Keep an eye on Lehigh | Opinion
Contrary to what you may have heard, the Voting Rights Act of 1965 is still a powerful law to be reckoned with.
Given the focus on the VRA in a recent public hearing held by the Pennsylvania Legislative Redistricting Commission, the commission considers it one of its most important considerations in achieving its goal of reconfiguring the legislative districts of the ‘State.
The Voting Rights Act prohibits the denial or restriction of the right to vote on the basis of race, color or language. It extends from the right to individual voting to redistribution plans which hinder the possibility for a minority group to elect a candidate of its choice.
Pennsylvania’s population grew 2.4% between 2010 and 2020. That wasn’t enough to prevent the state from losing a seat in the Congressional House of Representatives. But within that 2.4% increase, Hispanic and Latino populations made up 45.8%. Pennsylvania now has 1.05 million Hispanic and Latino residents, up from 720,000 in 2010.
(In case you didn’t know like I didn’t know, “Hispanic” is a term used by the federal census to have people identify themselves as coming from a place where Spanish is the primary language. ” Latino âis a term for people to describe themselves as coming from Latin America. Brazil has a population of over 200 million Portuguese speakers.)
Population growth was predominant in southeastern Pennsylvania. Otherwise, 44 of the 67 Commonwealth counties lost population. (Erie County lost 3.5%. Crawford County lost 5.7%. Warren County lost 7.7%.) The number of legislative districts will gravitate to the southeast. Hispanic Pennsylvanians know this.
As of the 2020 census, Pennsylvania has a population of 13,002,700. In strict accounting, each of its 203 legislative districts should have 64,053 inhabitants and each senatorial district should have 260,054 inhabitants.
Lehigh County has grown from 349,675 to 374,557 people.
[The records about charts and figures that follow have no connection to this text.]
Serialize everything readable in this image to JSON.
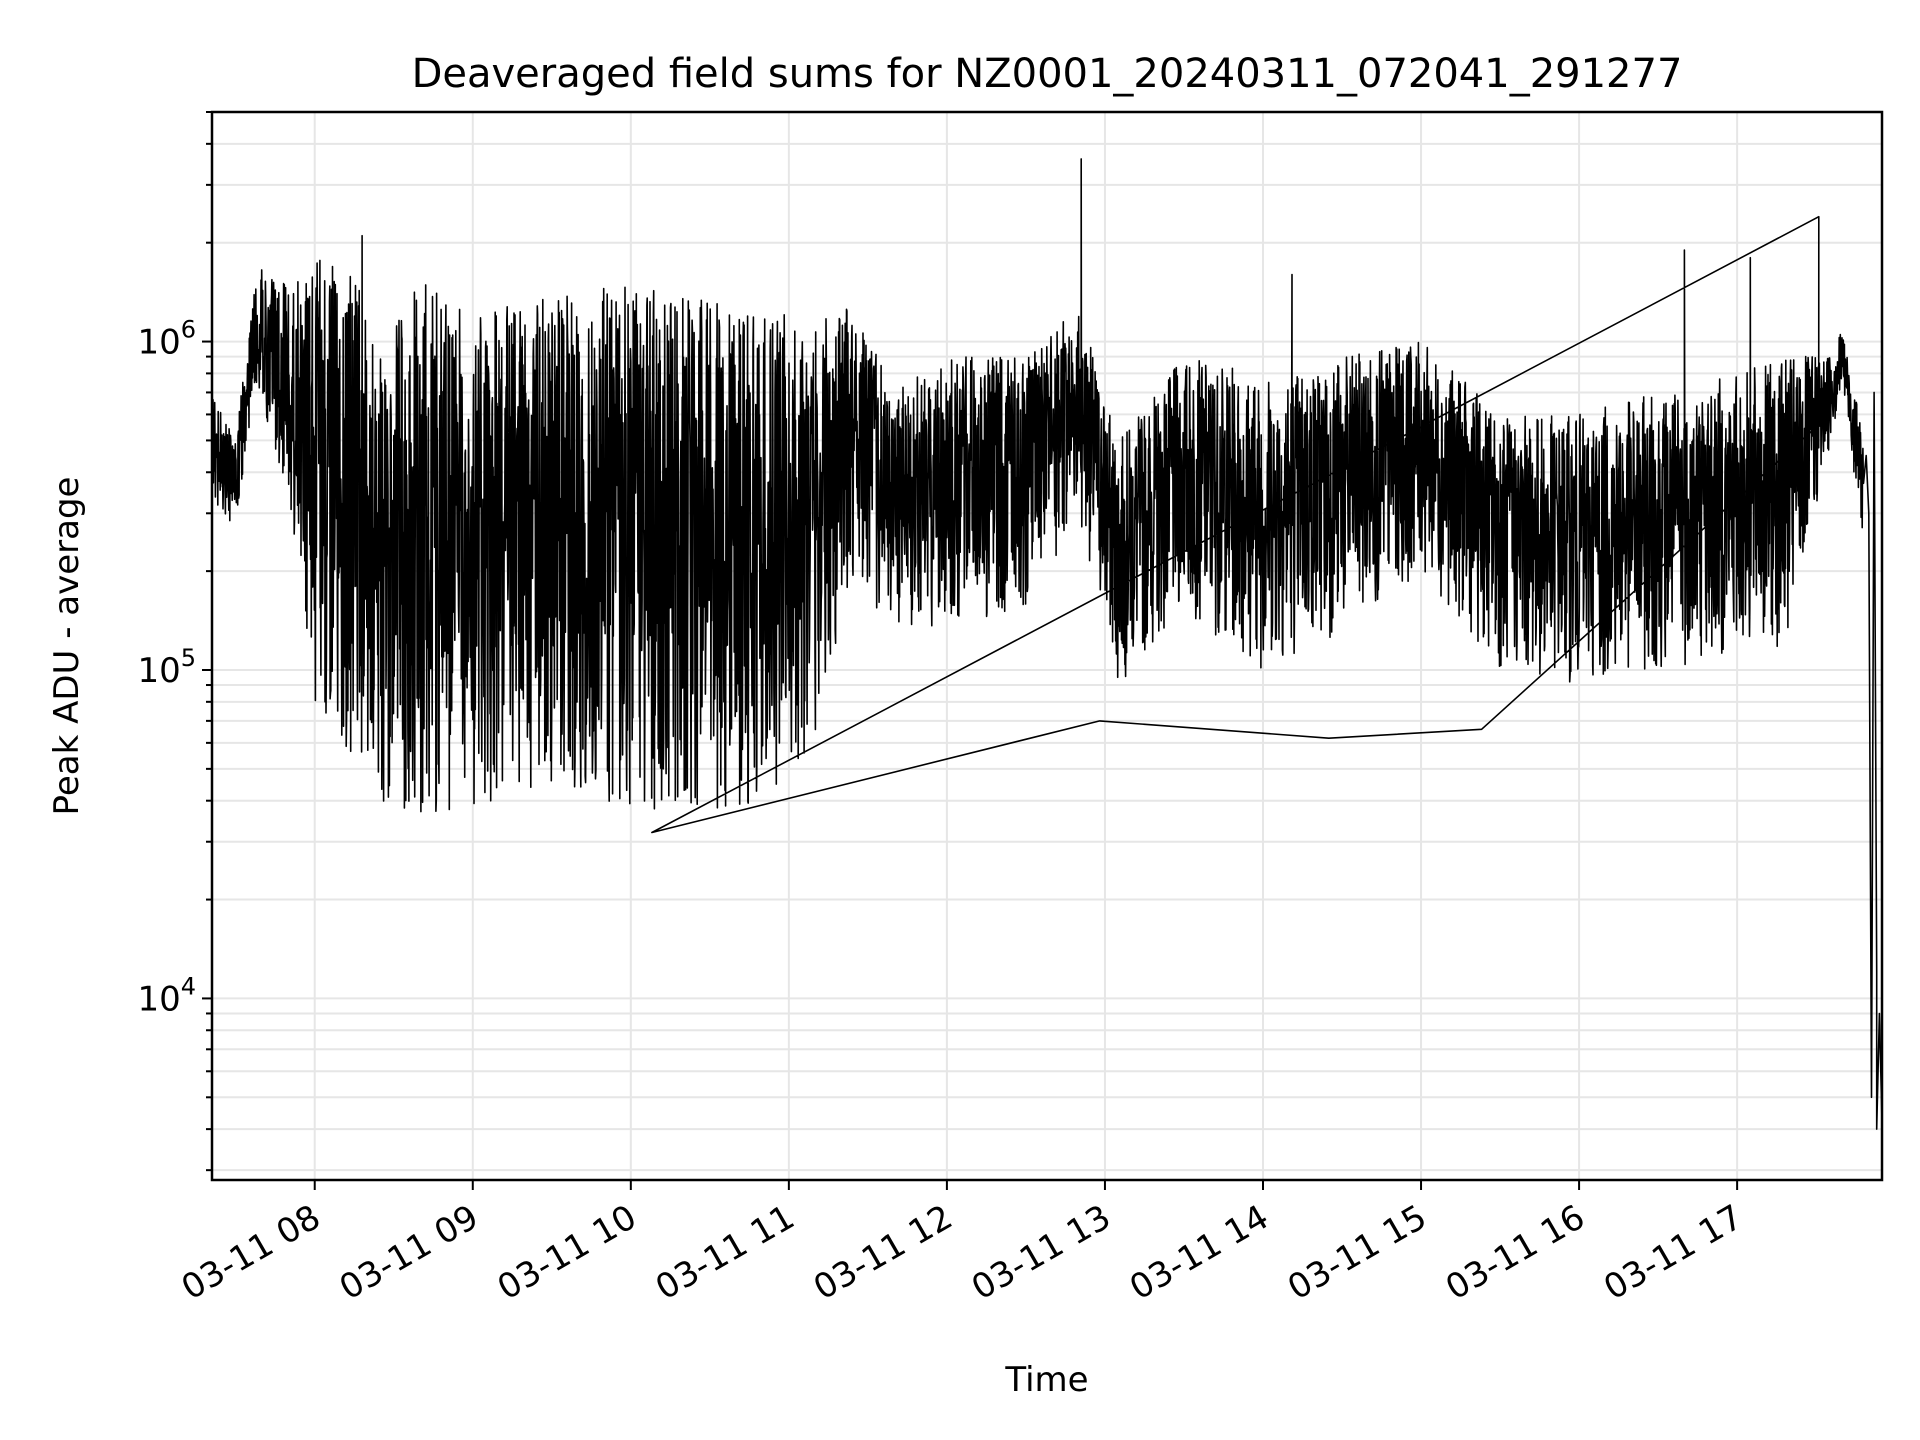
{
  "chart_data": {
    "type": "line",
    "title": "Deaveraged field sums for NZ0001_20240311_072041_291277",
    "xlabel": "Time",
    "ylabel": "Peak ADU - average",
    "yscale": "log",
    "xlim": [
      "2024-03-11 07:21",
      "2024-03-11 17:55"
    ],
    "ylim": [
      2800,
      5000000
    ],
    "grid": true,
    "x_ticks": [
      "03-11 08",
      "03-11 09",
      "03-11 10",
      "03-11 11",
      "03-11 12",
      "03-11 13",
      "03-11 14",
      "03-11 15",
      "03-11 16",
      "03-11 17"
    ],
    "y_ticks": [
      {
        "value": 10000,
        "base": "10",
        "exp": "4"
      },
      {
        "value": 100000,
        "base": "10",
        "exp": "5"
      },
      {
        "value": 1000000,
        "base": "10",
        "exp": "6"
      }
    ],
    "series": [
      {
        "color": "#000000",
        "envelope": [
          {
            "x": "2024-03-11 07:21",
            "low": 300000,
            "high": 700000
          },
          {
            "x": "2024-03-11 07:30",
            "low": 280000,
            "high": 500000
          },
          {
            "x": "2024-03-11 07:38",
            "low": 700000,
            "high": 1700000
          },
          {
            "x": "2024-03-11 07:50",
            "low": 300000,
            "high": 1500000
          },
          {
            "x": "2024-03-11 08:00",
            "low": 80000,
            "high": 1800000
          },
          {
            "x": "2024-03-11 08:15",
            "low": 50000,
            "high": 1600000
          },
          {
            "x": "2024-03-11 08:25",
            "low": 40000,
            "high": 900000
          },
          {
            "x": "2024-03-11 08:40",
            "low": 35000,
            "high": 1600000
          },
          {
            "x": "2024-03-11 09:00",
            "low": 38000,
            "high": 1200000
          },
          {
            "x": "2024-03-11 09:30",
            "low": 40000,
            "high": 1400000
          },
          {
            "x": "2024-03-11 10:00",
            "low": 38000,
            "high": 1500000
          },
          {
            "x": "2024-03-11 10:30",
            "low": 36000,
            "high": 1400000
          },
          {
            "x": "2024-03-11 10:53",
            "low": 40000,
            "high": 1300000
          },
          {
            "x": "2024-03-11 11:10",
            "low": 60000,
            "high": 1200000
          },
          {
            "x": "2024-03-11 11:25",
            "low": 200000,
            "high": 1300000
          },
          {
            "x": "2024-03-11 11:40",
            "low": 120000,
            "high": 700000
          },
          {
            "x": "2024-03-11 12:00",
            "low": 140000,
            "high": 900000
          },
          {
            "x": "2024-03-11 12:30",
            "low": 150000,
            "high": 900000
          },
          {
            "x": "2024-03-11 12:50",
            "low": 300000,
            "high": 1300000
          },
          {
            "x": "2024-03-11 13:05",
            "low": 90000,
            "high": 500000
          },
          {
            "x": "2024-03-11 13:30",
            "low": 150000,
            "high": 900000
          },
          {
            "x": "2024-03-11 14:00",
            "low": 100000,
            "high": 800000
          },
          {
            "x": "2024-03-11 14:30",
            "low": 130000,
            "high": 900000
          },
          {
            "x": "2024-03-11 15:00",
            "low": 200000,
            "high": 1000000
          },
          {
            "x": "2024-03-11 15:30",
            "low": 100000,
            "high": 600000
          },
          {
            "x": "2024-03-11 16:00",
            "low": 90000,
            "high": 600000
          },
          {
            "x": "2024-03-11 16:30",
            "low": 100000,
            "high": 700000
          },
          {
            "x": "2024-03-11 17:00",
            "low": 110000,
            "high": 800000
          },
          {
            "x": "2024-03-11 17:20",
            "low": 120000,
            "high": 900000
          },
          {
            "x": "2024-03-11 17:33",
            "low": 400000,
            "high": 900000
          },
          {
            "x": "2024-03-11 17:40",
            "low": 700000,
            "high": 1100000
          },
          {
            "x": "2024-03-11 17:48",
            "low": 250000,
            "high": 500000
          }
        ],
        "spikes": [
          {
            "x": "2024-03-11 08:18",
            "y": 2100000
          },
          {
            "x": "2024-03-11 12:51",
            "y": 3600000
          },
          {
            "x": "2024-03-11 14:11",
            "y": 1600000
          },
          {
            "x": "2024-03-11 16:40",
            "y": 1900000
          },
          {
            "x": "2024-03-11 17:05",
            "y": 1800000
          },
          {
            "x": "2024-03-11 17:31",
            "y": 2400000
          },
          {
            "x": "2024-03-11 10:08",
            "y": 32000
          },
          {
            "x": "2024-03-11 12:58",
            "y": 70000
          },
          {
            "x": "2024-03-11 14:25",
            "y": 62000
          },
          {
            "x": "2024-03-11 15:23",
            "y": 66000
          }
        ],
        "tail": [
          {
            "x": "2024-03-11 17:49",
            "y": 450000
          },
          {
            "x": "2024-03-11 17:50",
            "y": 300000
          },
          {
            "x": "2024-03-11 17:51",
            "y": 5000
          },
          {
            "x": "2024-03-11 17:52",
            "y": 700000
          },
          {
            "x": "2024-03-11 17:53",
            "y": 12000
          },
          {
            "x": "2024-03-11 17:53",
            "y": 4000
          },
          {
            "x": "2024-03-11 17:54",
            "y": 9000
          },
          {
            "x": "2024-03-11 17:55",
            "y": 4200
          }
        ]
      }
    ]
  }
}
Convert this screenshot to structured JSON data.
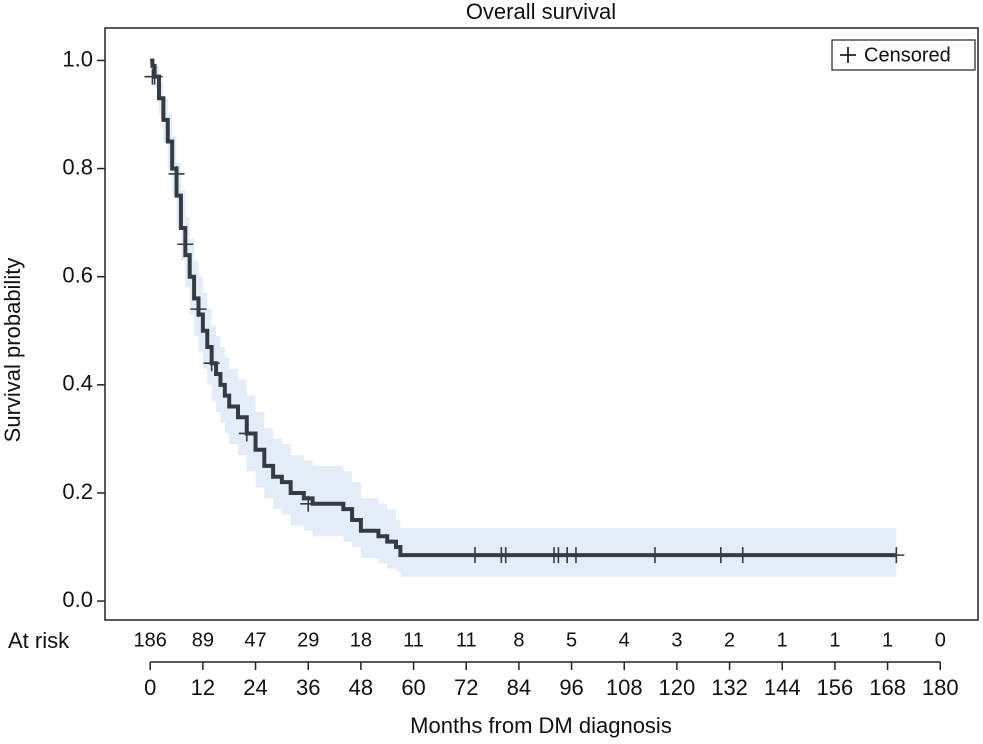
{
  "chart_data": {
    "type": "km",
    "title": "Overall survival",
    "x_label": "Months from DM diagnosis",
    "y_label": "Survival probability",
    "x": [
      0,
      0.5,
      1,
      2,
      3,
      4,
      5,
      6,
      7,
      8,
      9,
      10,
      11,
      12,
      13,
      14,
      15,
      16,
      17,
      18,
      20,
      22,
      24,
      26,
      28,
      30,
      32,
      35,
      37,
      44,
      46,
      48,
      52,
      54,
      56,
      57,
      170
    ],
    "values": [
      1.0,
      0.99,
      0.97,
      0.93,
      0.89,
      0.85,
      0.8,
      0.75,
      0.69,
      0.64,
      0.6,
      0.56,
      0.53,
      0.5,
      0.47,
      0.44,
      0.42,
      0.4,
      0.38,
      0.36,
      0.34,
      0.31,
      0.28,
      0.25,
      0.23,
      0.22,
      0.2,
      0.19,
      0.18,
      0.17,
      0.15,
      0.13,
      0.12,
      0.11,
      0.1,
      0.085,
      0.085
    ],
    "ci_lower": [
      1.0,
      0.97,
      0.95,
      0.9,
      0.85,
      0.8,
      0.75,
      0.69,
      0.63,
      0.58,
      0.53,
      0.49,
      0.46,
      0.43,
      0.4,
      0.37,
      0.35,
      0.33,
      0.31,
      0.29,
      0.27,
      0.24,
      0.21,
      0.19,
      0.17,
      0.16,
      0.14,
      0.13,
      0.12,
      0.11,
      0.1,
      0.08,
      0.07,
      0.06,
      0.055,
      0.045,
      0.045
    ],
    "ci_upper": [
      1.0,
      1.0,
      0.99,
      0.96,
      0.93,
      0.9,
      0.86,
      0.81,
      0.76,
      0.71,
      0.67,
      0.63,
      0.6,
      0.57,
      0.54,
      0.51,
      0.49,
      0.47,
      0.45,
      0.43,
      0.41,
      0.38,
      0.35,
      0.32,
      0.3,
      0.29,
      0.27,
      0.26,
      0.25,
      0.24,
      0.22,
      0.19,
      0.18,
      0.17,
      0.15,
      0.135,
      0.135
    ],
    "line_color": "#353b42",
    "band_color": "#e4ecf8",
    "censored": {
      "label": "Censored",
      "x": [
        0.5,
        1,
        6,
        8,
        11,
        14,
        22,
        36,
        74,
        80,
        81,
        92,
        93,
        95,
        97,
        115,
        130,
        135,
        170
      ],
      "values": [
        0.97,
        0.97,
        0.79,
        0.66,
        0.54,
        0.44,
        0.31,
        0.18,
        0.085,
        0.085,
        0.085,
        0.085,
        0.085,
        0.085,
        0.085,
        0.085,
        0.085,
        0.085,
        0.085
      ]
    },
    "xlim": [
      -10.3,
      188.6
    ],
    "ylim": [
      -0.035,
      1.06
    ],
    "xticks": [
      0,
      12,
      24,
      36,
      48,
      60,
      72,
      84,
      96,
      108,
      120,
      132,
      144,
      156,
      168,
      180
    ],
    "yticks": [
      {
        "value": 0,
        "label": "0.0"
      },
      0.2,
      0.4,
      0.6,
      0.8,
      {
        "value": 1,
        "label": "1.0"
      }
    ],
    "at_risk_label": "At risk",
    "at_risk": [
      186,
      89,
      47,
      29,
      18,
      11,
      11,
      8,
      5,
      4,
      3,
      2,
      1,
      1,
      1,
      0
    ]
  }
}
By the same strict accounting, this would give the county the right to 5.8 representatives and 1.4 senators. The county currently has 7 representatives – only three of which have districts entirely within the county. It has two senators, only one of which has a district entirely within the county. The Hispanic portion of the county’s population fell from 18.8% to 25.9% of the overall. None of the representatives or senators, as of yet anyway, have a recognizable Hispanic name.
Allentown is located in County Lehigh. It is the state’s fastest growing large city and, with 121,252 residents, the third largest. Over the past decade, it has increased by 6.6%. Those who identify as Hispanic now make up the majority of the city’s population. The city council has several members who indicate a Hispanic origin in their biographies. This is not the case at the school board. The city is represented in the House of Representatives by Michael Schlossberg (district 131) and Peter Schweyer (22nd district.)
County Lehigh also contains part of the city of Bethlehem which stretches across the River Lehigh to County Northampton. Almost a third of Bethlehem’s 75,790 residents identify as Hispanic. This connectivity across the river makes sense for Senator Lisa Boscola (District 18) to serve parts of Lehigh and Northampton counties. Representatives Milou McKenzie (District 131) and Zachary Maho (District 183) also serve parts of both counties.
According to the state constitution, legislative constituencies “must be composed of a compact and contiguous territory as nearly equal as possible in population” and that “[u]Unless absolutely necessary, no county, city, incorporated city, district, township or neighborhood will be divided into a senatorial or representative district.
In past redistributions, strict respect for the equality of the population has been used to rationalize gerrymandering – the practice dishonored by the time that politicians can choose their voters before voters choose them. Equal numbers of population, in the redistribution process, would prevail over compactness, contiguity and respect for local political jurisdictions. The contiguous counties of Lehigh, Northampton, Berks, Bucks and Montgomery have for the past three decades been a “battleground” for gerrymander – in terms of both legislative and congressional representation.
During this same period, federal courts have come to accept, albeit still on a case-by-case basis, up to a 10% gap in population equality between legislative districts – provided that gap is necessary. to accomplish other important cutting criteria. , such as compactness, contiguity and respect for local political jurisdictions.
Hispanic Pennsylvanians in Lehigh County and other parts of southeastern Pennsylvania are poised to gain an increasingly influential voice in our politics. Whether that voice speaks with a Democratic or Republican accent remains to be seen – but that shouldn’t matter to the Legislative Redistribution Commission. What should matter to the LRC is that citizens who have chosen to live in particular geographic areas where societal and political ties unite them receive their constitutional right to elect representatives to the General Assembly.
Hartley is a retired chief engineer in the Merchant Navy. His 33-year career has been spent on the Great Lakes. Previously, he was a steelworker and an officer in the United States Coast Guard. He holds a BA in English and American Literature from Brown University. He is the author of “Christy Mathewson: A Biography”, published by McFarland in 2005. He and his wife Cyd make Corry their home.